Yazıyı ilk okuduğumda birden kendimi içinde yakaladığım Yakup Kadrilik şuydu: neden teorik olarak doğru olanın içeriği gayet iyi bilindiği halde, yerel gündemin doğrularına teslim olunur ki, diye düşünmüştüm. Öyle ya, Türkiye'nin kendi gerçekleri, “evrensel” siyasi pozisyonların ve onlarla ilişkilendirilen önceliklerin safkan hallerini epey bir kırıp dökmüşse, bu yerel gerçekliğe uymak zorunda olunmasın, onun yerine bu çarpık gerçeğin tarafları kendilerine çeki-düzen versin, fikir-teori irtifalarına çekilsinler. Örneğin silahlı ve siyasi harekete densin ki, “Şu işi ilkeleri tartışarak yürütelim, böyle -ne bileyim, zaman içinde bağımsızlıktan demokratik özerkliğe, oradan anadile inecek şekilde- eşşeğin kuyruğundan ne kıl koparsan kâr hesabı yürütmeyin”. Öncelikle, duruma, gerçek insanlardan azizlerin kitabî etik performanslarını bekleyen, yanlış, hayâl kırıklığına mahkûm bir açıyla bakıyor! Daha vahimi de, “klasik özgürlükçü bakış açısını”, düşünsel pozisyonları, işin teorisinde bir muhafazakâr ne düşünürse işte onu, kemiksiz, şeffaf, normal, temiz, bu baldırı çıplak kavgaların dışında duruyor zannetmek gibi bir hatası da var ki, bambaşka ve çok şeytan tüylü bir konu.
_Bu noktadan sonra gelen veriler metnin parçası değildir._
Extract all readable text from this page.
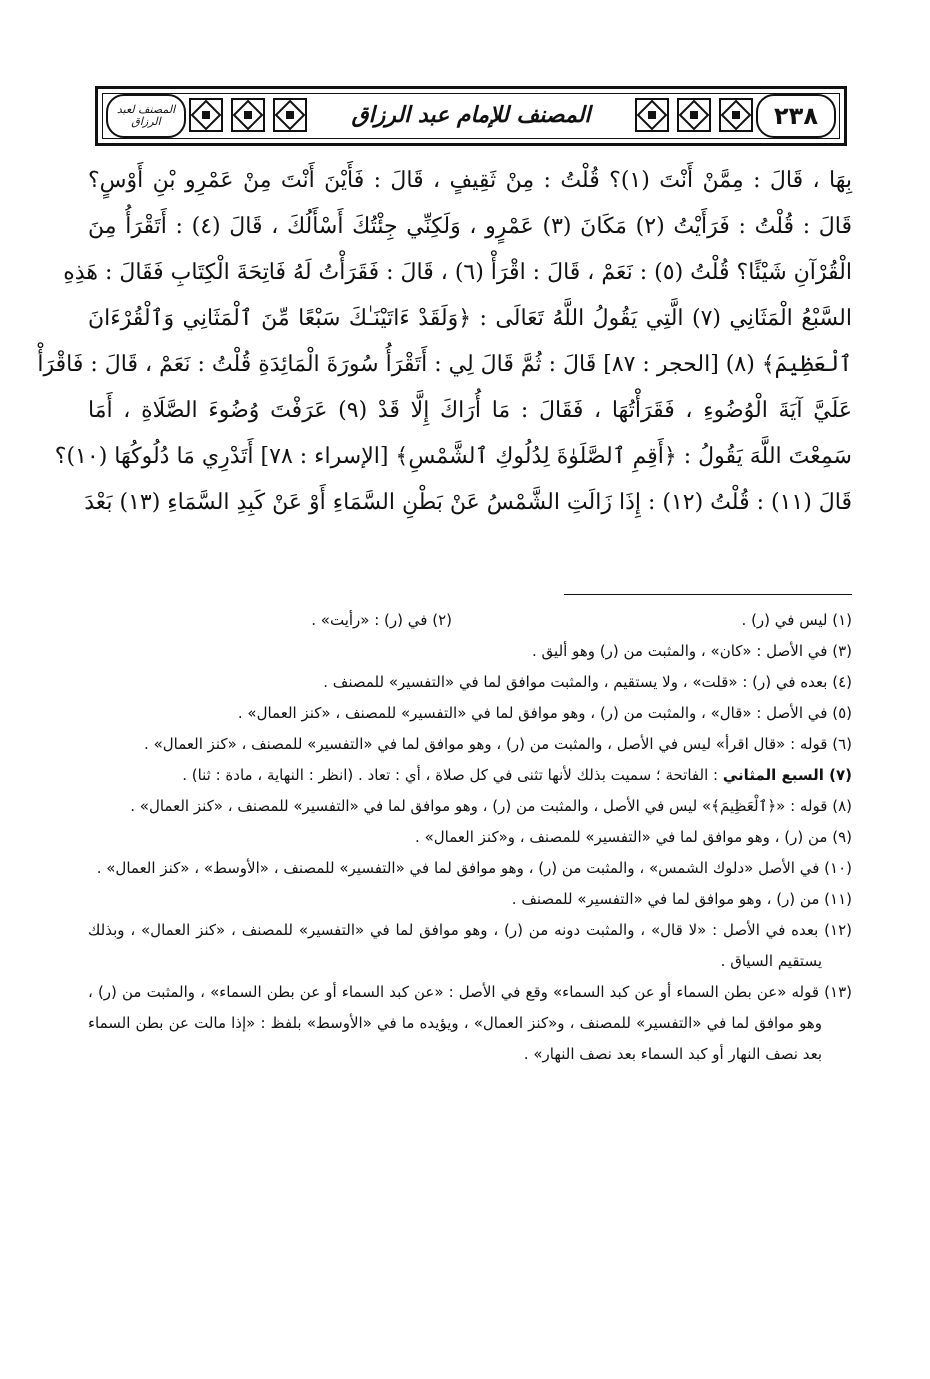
المصنف لعبد الرزاق	المصنف للإمام عبد الرزاق	٢٣٨
بِهَا ، قَالَ : مِمَّنْ أَنْتَ (١)؟ قُلْتُ : مِنْ ثَقِيفٍ ، قَالَ : فَأَيْنَ أَنْتَ مِنْ عَمْرِو بْنِ أَوْسٍ؟
قَالَ : قُلْتُ : فَرَأَيْتُ (٢) مَكَانَ (٣) عَمْرٍو ، وَلَكِنِّي جِئْتُكَ أَسْأَلُكَ ، قَالَ (٤) : أَتَقْرَأُ مِنَ
الْقُرْآنِ شَيْئًا؟ قُلْتُ (٥) : نَعَمْ ، قَالَ : اقْرَأْ (٦) ، قَالَ : فَقَرَأْتُ لَهُ فَاتِحَةَ الْكِتَابِ فَقَالَ : هَذِهِ
السَّبْعُ الْمَثَانِي (٧) الَّتِي يَقُولُ اللَّهُ تَعَالَى : ﴿وَلَقَدْ ءَاتَيْنَـٰكَ سَبْعًا مِّنَ ٱلْمَثَانِي وَٱلْقُرْءَانَ
ٱلْعَظِيمَ﴾ (٨) [الحجر : ٨٧] قَالَ : ثُمَّ قَالَ لِي : أَتَقْرَأُ سُورَةَ الْمَائِدَةِ قُلْتُ : نَعَمْ ، قَالَ : فَاقْرَأْ
عَلَيَّ آيَةَ الْوُضُوءِ ، فَقَرَأْتُهَا ، فَقَالَ : مَا أُرَاكَ إِلَّا قَدْ (٩) عَرَفْتَ وُضُوءَ الصَّلَاةِ ، أَمَا
سَمِعْتَ اللَّهَ يَقُولُ : ﴿أَقِمِ ٱلصَّلَوٰةَ لِدُلُوكِ ٱلشَّمْسِ﴾ [الإسراء : ٧٨] أَتَدْرِي مَا دُلُوكُهَا (١٠)؟
قَالَ (١١) : قُلْتُ (١٢) : إِذَا زَالَتِ الشَّمْسُ عَنْ بَطْنِ السَّمَاءِ أَوْ عَنْ كَبِدِ السَّمَاءِ (١٣) بَعْدَ
(١) ليس في (ر) .
(٢) في (ر) : «رأيت» .
(٣) في الأصل : «كان» ، والمثبت من (ر) وهو أليق .
(٤) بعده في (ر) : «قلت» ، ولا يستقيم ، والمثبت موافق لما في «التفسير» للمصنف .
(٥) في الأصل : «قال» ، والمثبت من (ر) ، وهو موافق لما في «التفسير» للمصنف ، «كنز العمال» .
(٦) قوله : «قال اقرأ» ليس في الأصل ، والمثبت من (ر) ، وهو موافق لما في «التفسير» للمصنف ، «كنز العمال» .
(٧) السبع المثاني : الفاتحة ؛ سميت بذلك لأنها تثنى في كل صلاة ، أي : تعاد . (انظر : النهاية ، مادة : ثنا) .
(٨) قوله : «﴿ٱلْعَظِيمَ﴾» ليس في الأصل ، والمثبت من (ر) ، وهو موافق لما في «التفسير» للمصنف ، «كنز العمال» .
(٩) من (ر) ، وهو موافق لما في «التفسير» للمصنف ، و«كنز العمال» .
(١٠) في الأصل «دلوك الشمس» ، والمثبت من (ر) ، وهو موافق لما في «التفسير» للمصنف ، «الأوسط» ، «كنز العمال» .
(١١) من (ر) ، وهو موافق لما في «التفسير» للمصنف .
(١٢) بعده في الأصل : «لا قال» ، والمثبت دونه من (ر) ، وهو موافق لما في «التفسير» للمصنف ، «كنز العمال» ، وبذلك يستقيم السياق .
(١٣) قوله «عن بطن السماء أو عن كبد السماء» وقع في الأصل : «عن كبد السماء أو عن بطن السماء» ، والمثبت من (ر) ، وهو موافق لما في «التفسير» للمصنف ، و«كنز العمال» ، ويؤيده ما في «الأوسط» بلفظ : «إذا مالت عن بطن السماء بعد نصف النهار أو كبد السماء بعد نصف النهار» .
Halbuki bu siyasi işlerin tam da (selam sana da, ey Radikal2'liğin altın vuruşu tam da!) bu merkezde olduğunu görmek gerek. Siyasi süreçler deve güreşi misali oluyor; bu bir eksiklik, çürüklük, bozukluk değil. İktidar ile çalışan, o geçer akçe birimiyle hareket eden herkes kirleniyor. Sevgili Cümhuriyetçi, senin ülkemizde olup bitenleri çarpık bir kopyası sandığın pirüpak süreçler de aynı ölçüde kirli idi. Sadece hepsinin kazananı sonradan kendisini aklayıverdi. Bak Mustafa Kemal işin nasıl da farkında, muarızlarını kemik kavgasında boğuluyor gösterip kendini nerelere çekiyor.
Gerçi bu yanılgının Cümhuriyetçiye has olmadığını da teslim etmek gerek. AKP, hakkında açılan kapatma davasında on düşünüp bir adım atarak kendisini mahkeme önünde savunuyorken, parti söyleminin terkisindeki bazı köşe yazarları, “Niye bu iddianame ciddiye alınıyor? Niye tek tek bütün suçlamalara yanıtlar verilmeye çalışılıyor? Neden savunma tarihe geçecek bir DEMOKRASİ VE ÖZGÜRLÜKLER MANZUMESİ biçiminde yapılmıyor, niye bu tiyatroya şöyle güzel bir ders verilmiyor?” diye hayıflanıyorlardı. Oldu, yumurta küfesi senin sırtındayken artık sen yazarsın o manzumeyi.